Science & Math students win $100,000 scholarship
Posted December 8, 2008
Durham, N.C. — Two students from the North Carolina School of Science and Mathematics will share $100,000 in scholarship money as the winners of a national competition for their project on genetics and chemotherapeutic drugs.
Seniors Sajith M. Wickramasekara and Andrew Y. Guo won the team award in the 2008 Siemens Competition in Math, Science & Technology. More than 1,200 projects were submitted in the premier national competition.
"These students have competed with some of the greatest young minds in our country and are now on an amazing journey to the finals for the most coveted high-school science prize in the nation," Siemens President James Whaley said.
Wickramasekara, of Raleigh, and Guo, of Cary, used traditional genetics and cutting-edge computational modeling for the project, entitled "A Functional Genomic Framework for Chemotherapeutic Drug Improvement and Identification."
"Wickramasekara and Guo’s project was chosen because despite an enormous amount of research on cancer therapeutics, there is still a need to identify new genes to target for treatment,” said Dr.
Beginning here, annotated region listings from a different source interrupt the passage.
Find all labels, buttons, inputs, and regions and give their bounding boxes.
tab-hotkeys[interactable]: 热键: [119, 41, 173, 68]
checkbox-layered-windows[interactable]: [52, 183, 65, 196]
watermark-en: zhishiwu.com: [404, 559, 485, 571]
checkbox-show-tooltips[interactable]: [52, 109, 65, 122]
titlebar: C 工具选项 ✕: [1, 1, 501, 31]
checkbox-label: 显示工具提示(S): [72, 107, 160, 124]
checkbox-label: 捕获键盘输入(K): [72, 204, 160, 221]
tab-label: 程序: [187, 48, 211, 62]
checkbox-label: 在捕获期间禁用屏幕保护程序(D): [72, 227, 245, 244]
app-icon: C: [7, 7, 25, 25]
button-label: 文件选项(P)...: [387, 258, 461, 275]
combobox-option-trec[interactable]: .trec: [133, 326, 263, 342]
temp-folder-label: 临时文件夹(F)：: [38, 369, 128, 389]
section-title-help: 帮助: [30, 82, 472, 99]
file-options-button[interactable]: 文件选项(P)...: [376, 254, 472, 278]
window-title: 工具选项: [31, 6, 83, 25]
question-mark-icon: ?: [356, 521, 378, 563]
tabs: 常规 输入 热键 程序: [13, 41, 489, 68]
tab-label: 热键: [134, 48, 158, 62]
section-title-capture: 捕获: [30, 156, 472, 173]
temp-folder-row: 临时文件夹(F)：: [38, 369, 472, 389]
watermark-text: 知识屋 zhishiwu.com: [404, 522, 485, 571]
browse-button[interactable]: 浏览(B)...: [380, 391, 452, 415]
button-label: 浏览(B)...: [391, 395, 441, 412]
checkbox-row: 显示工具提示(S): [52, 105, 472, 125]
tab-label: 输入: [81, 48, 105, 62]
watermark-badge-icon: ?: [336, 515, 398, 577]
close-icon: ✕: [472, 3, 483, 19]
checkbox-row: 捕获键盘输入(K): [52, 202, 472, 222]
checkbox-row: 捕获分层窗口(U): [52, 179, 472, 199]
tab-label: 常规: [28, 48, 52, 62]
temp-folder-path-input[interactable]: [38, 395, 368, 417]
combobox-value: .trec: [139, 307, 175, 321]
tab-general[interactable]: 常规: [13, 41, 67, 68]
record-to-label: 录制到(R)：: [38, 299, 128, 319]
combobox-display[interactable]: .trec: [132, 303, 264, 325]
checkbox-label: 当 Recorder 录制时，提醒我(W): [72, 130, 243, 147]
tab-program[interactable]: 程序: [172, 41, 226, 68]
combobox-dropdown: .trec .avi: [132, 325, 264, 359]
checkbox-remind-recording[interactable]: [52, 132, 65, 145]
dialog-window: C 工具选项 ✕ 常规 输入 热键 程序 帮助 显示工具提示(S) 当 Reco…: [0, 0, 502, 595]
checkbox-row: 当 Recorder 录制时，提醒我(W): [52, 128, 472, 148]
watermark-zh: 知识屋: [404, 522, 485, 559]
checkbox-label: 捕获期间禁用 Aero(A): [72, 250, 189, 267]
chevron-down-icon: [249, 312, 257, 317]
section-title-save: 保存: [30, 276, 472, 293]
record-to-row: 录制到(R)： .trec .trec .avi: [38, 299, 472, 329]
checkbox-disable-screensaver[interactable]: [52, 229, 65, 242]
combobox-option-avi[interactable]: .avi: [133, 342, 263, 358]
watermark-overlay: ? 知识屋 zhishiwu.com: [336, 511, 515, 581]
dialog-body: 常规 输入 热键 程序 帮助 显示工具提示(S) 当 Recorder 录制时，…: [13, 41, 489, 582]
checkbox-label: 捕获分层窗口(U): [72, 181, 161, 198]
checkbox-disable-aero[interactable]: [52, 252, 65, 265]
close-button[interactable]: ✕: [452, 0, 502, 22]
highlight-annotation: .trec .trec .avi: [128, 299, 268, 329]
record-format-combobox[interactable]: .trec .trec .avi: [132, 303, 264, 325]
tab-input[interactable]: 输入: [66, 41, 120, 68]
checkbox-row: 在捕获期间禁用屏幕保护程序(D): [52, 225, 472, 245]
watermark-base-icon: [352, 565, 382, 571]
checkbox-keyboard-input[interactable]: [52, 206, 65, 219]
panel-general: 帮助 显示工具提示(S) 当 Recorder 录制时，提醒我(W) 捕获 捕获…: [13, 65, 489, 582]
Kostas Konstantinidis, an assistant professor at the Georgia Institute of Technology. “Their approach has the potential to identify novel treatments that could lead the way to personalized medicine in the future."
Wickramasekara, the team leader, started brainstorming about a project after another team from NCSSM became regional finalists in 2006. They were assisted by Dr. Craig B. Bennett, an assistant professor at Duke University Medical Center, and Dr. Myra Haplin, dean of science at NCSSM.
"The team had exceptional communication and coordination in executing their project," Konstantinidis said.
Wickramasekara was the team leader and heard about the Siemens Competition in 2006 when seniors from his high school were selected as regional finalists.
He is captain of his school's Science Bowl and has participated in various science competitions, including the 2008 Intel International Science and Engineering Fair and the North Carolina Junior Science Humanities Symposium.
Wickramasekara is an Eagle Scout in the Boy Scouts of America and dreams of one day owning his own biotech startup, specializing in personalized medicine. He founded the Student Journal of Research of NCSSM. He and Guo are co-editors of the publication.
Guo is a Science Olympiad winner and co-captain of the Quiz Bowl. He received First Place State Team in the Goldman Sachs National Economics Challenge. Guo is co-founder and editor of the Student Journal of Research at NCSSM.
It was the second year in a row that Triangle students won a regional team title in the Siemens Competition. In 2007, a team from Enloe High School in Raleigh won the prize that Wickramasekara and Guo took home this year.
Wickramasekara and Guo were the eighth team from NCSSM to make the make the contest's national finals, according to statistics posted on the Siemens Foundation's Web site.
NCSSM has been the nation's most successful school in the contest, producing the most regional and national finalists of any school – seven and 18, respectively – during in the past 10 years.
Enloe High School in Raleigh has produced one national finalist and five regional finalists.